On the Dieng plateau, southwest of Samarang, and not far from Boro Boedor, there are ruins of more than four hundred temples, and the traces of a city greater than any now existing on the island. This region has received comparatively little attention from archæologists, although it has yielded rich treasures in gold, silver, and bronze objects, a tithe of which are preserved in the museum of the Batavian Society. For years the Dieng villagers paid their taxes in rough ingots of gold melted from statuettes and ornaments found on the old temple sites, and more than three thousand florins a year were sometimes paid in such bullion. The Goenoeng Praoe, a mountain whose summit-lines resemble an inverted praoe, or boat, is the fabled home of the gods; and the whole sacred height was once built over with temples, staircases of a thousand steps, great terraces, and embankment walls, now nearly lost in vegetation, and wrecked by the earthquakes of that very active volcanic region. These Dieng temples appear to have been solid structures, whose general form and ornamentation so resemble the ruins in Yucatan and the other states of Central America that archæologists still revolve the puzzle of them, and hazard no conjectures as to the worshipers and their form of worship, save that the rites or sacrifices were very evidently conducted on the open summits or temple-tops. I could not obtain views of these ruined pyramid temples from any of the Batavia photographers, to satisfy me as to their exact lines even in decay. There are other old Siva temples in that region furtively worshiped still, and the “Valley of Death,” where the fabled upas grew, was long believed to exist in that region, where the cult of the destroyer was observed.

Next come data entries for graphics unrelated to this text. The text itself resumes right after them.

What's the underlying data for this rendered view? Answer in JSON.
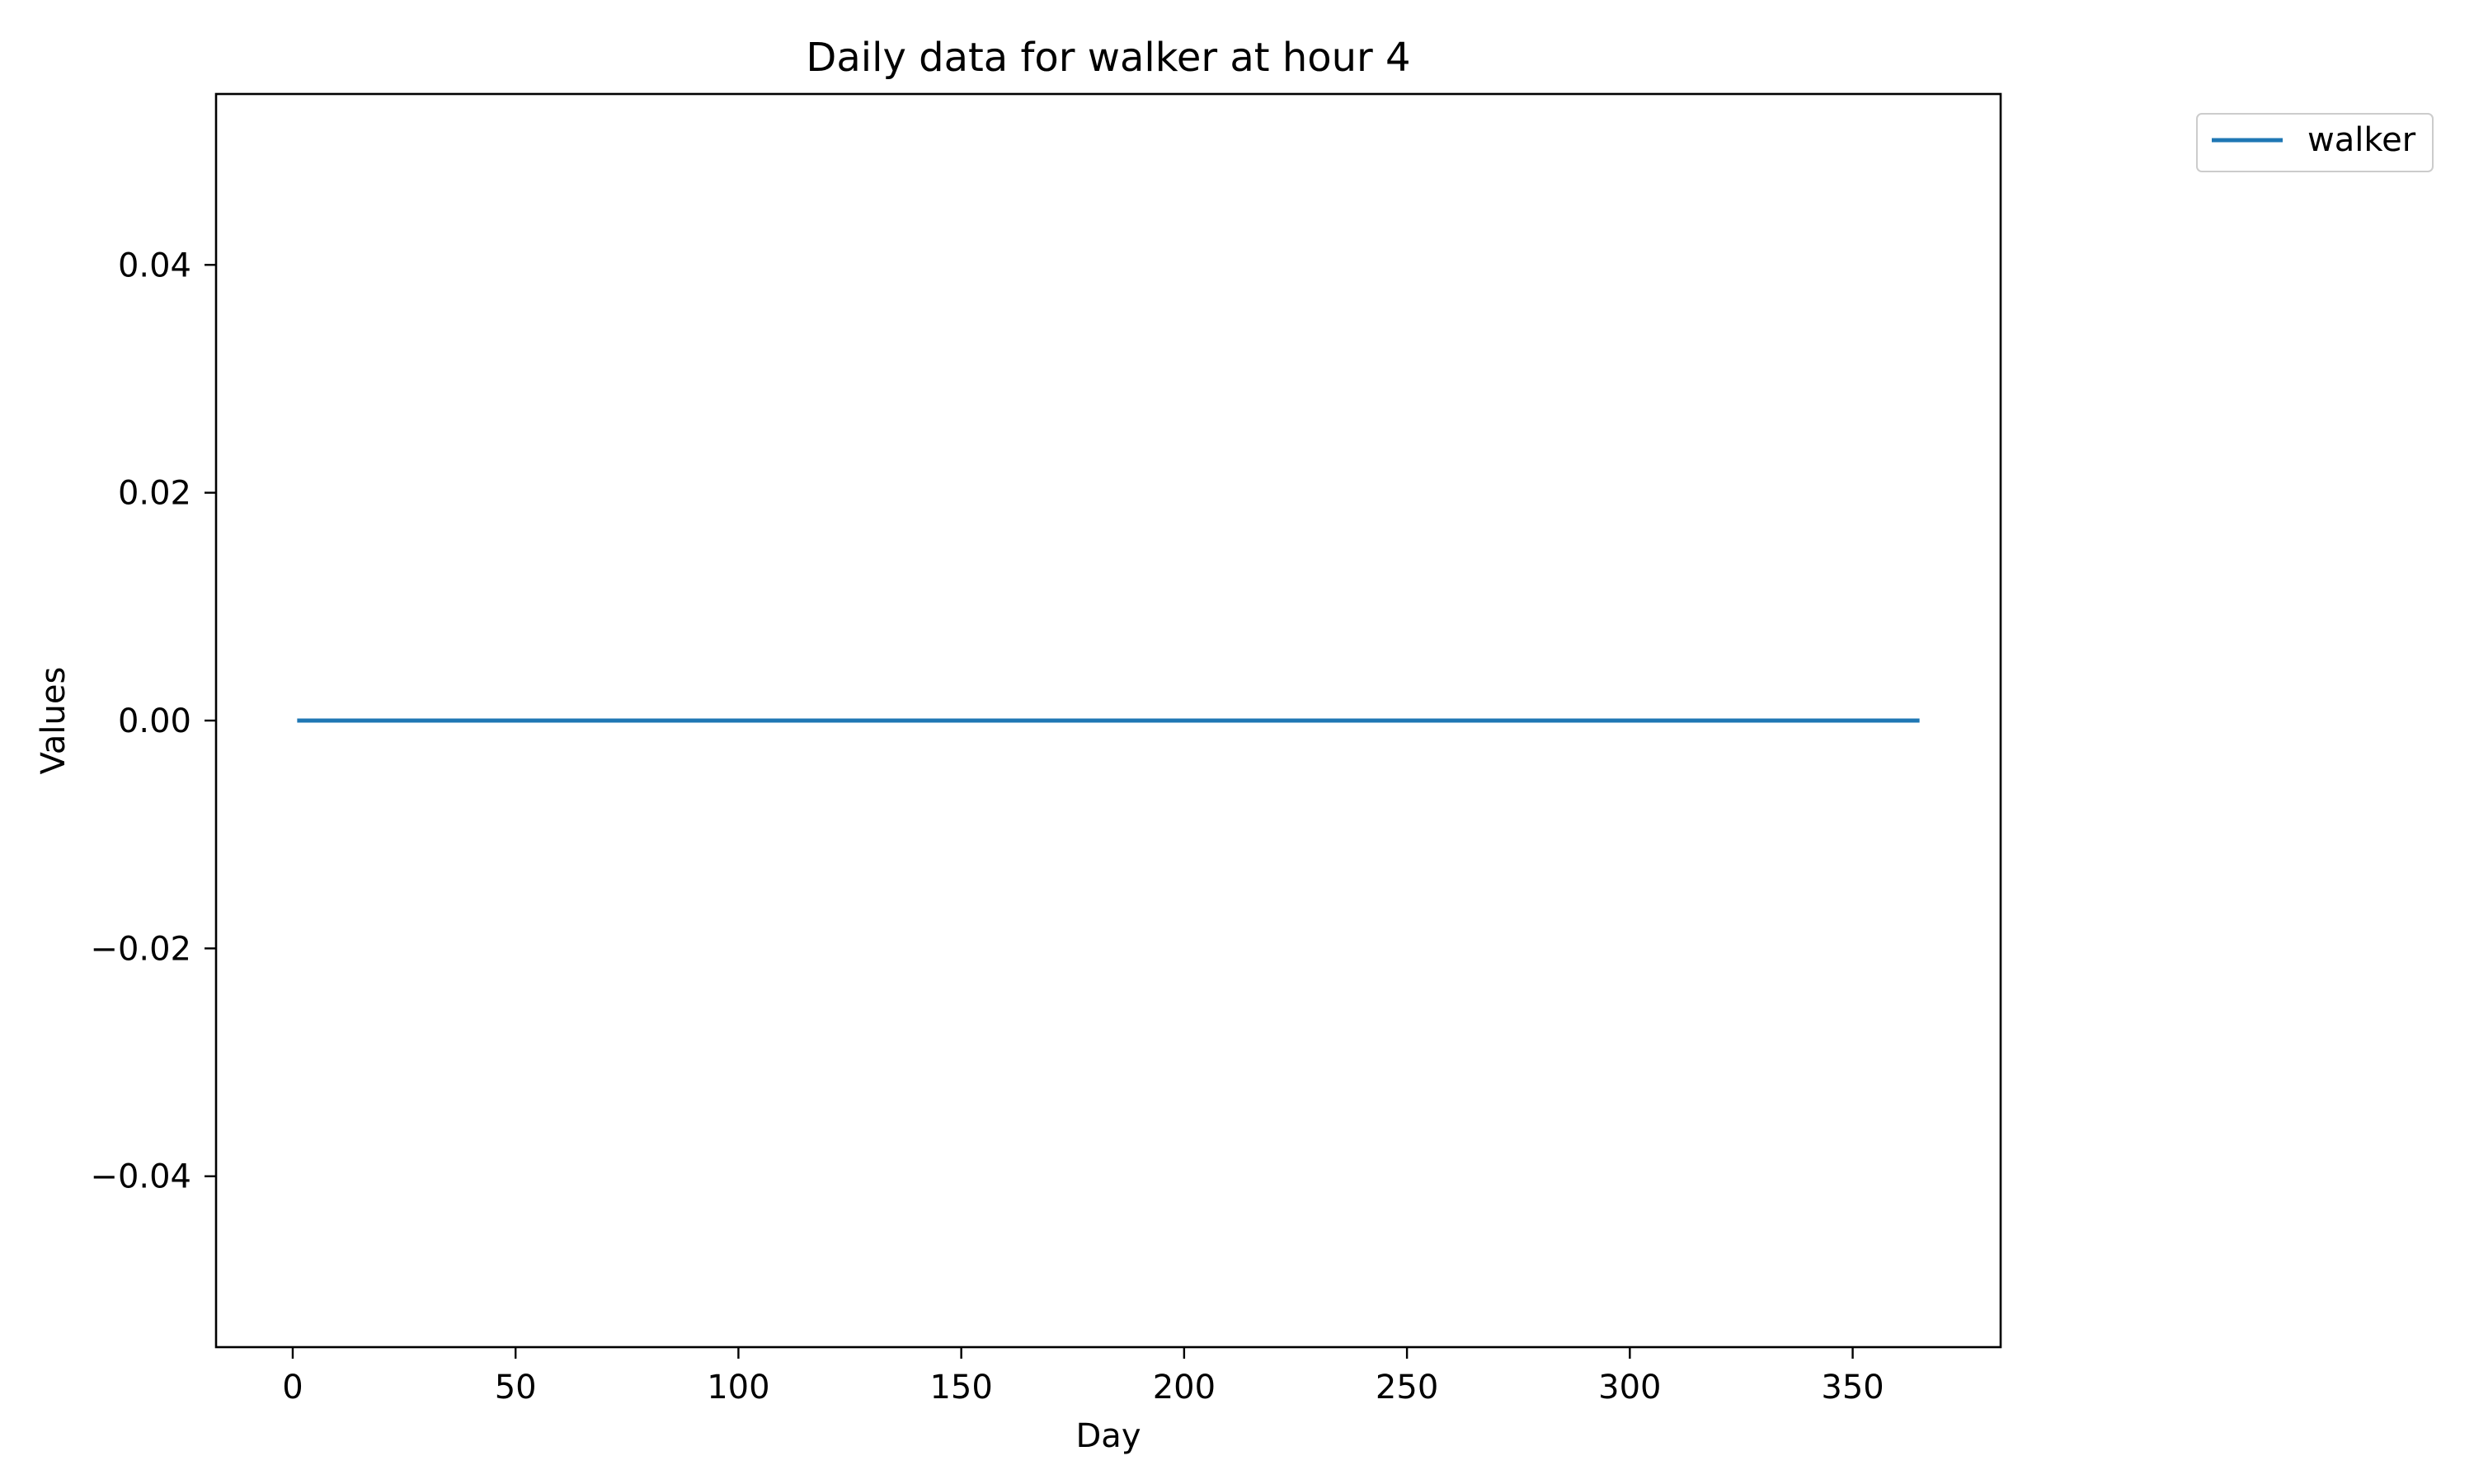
{
  "chart_data": {
    "type": "line",
    "title": "Daily data for walker at hour 4",
    "xlabel": "Day",
    "ylabel": "Values",
    "xlim": [
      -17.2,
      383.2
    ],
    "ylim": [
      -0.055,
      0.055
    ],
    "xticks": [
      0,
      50,
      100,
      150,
      200,
      250,
      300,
      350
    ],
    "xtick_labels": [
      "0",
      "50",
      "100",
      "150",
      "200",
      "250",
      "300",
      "350"
    ],
    "yticks": [
      0.04,
      0.02,
      0.0,
      -0.02,
      -0.04
    ],
    "ytick_labels": [
      "0.04",
      "0.02",
      "0.00",
      "−0.02",
      "−0.04"
    ],
    "grid": false,
    "legend": {
      "placement": "outside-top-right",
      "entries": [
        "walker"
      ]
    },
    "series": [
      {
        "name": "walker",
        "color": "#1f77b4",
        "x": [
          1,
          365
        ],
        "y": [
          0,
          0
        ]
      }
    ]
  }
}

GANESHA, THE ELEPHANT-HEADED GOD.

M. de Charnay did not visit these pyramid temples of the Dieng plateau; but after seeing the temple of Boro Boedor, and those at Brambanam, he summed up the resemblances of the Buddhist and Brahmanic temples of Java to those at Palenque and in Yucatan as consisting: in the same order of gross idols; the pyramid form of temple, with staircases, like those of Palenque and Yucatan; the small chapels or oratories, with subterranean vaults beneath the idols; the same interior construction of temples; the stepped arches; the details of ornamentation, terraces, and esplanades, as in Mexico and Yucatan; and the localization of temples in religious centers far from cities, forming places of pilgrimage, as at Palenque, Chichen-Itza, and, in a later time, at Cozumel.[5]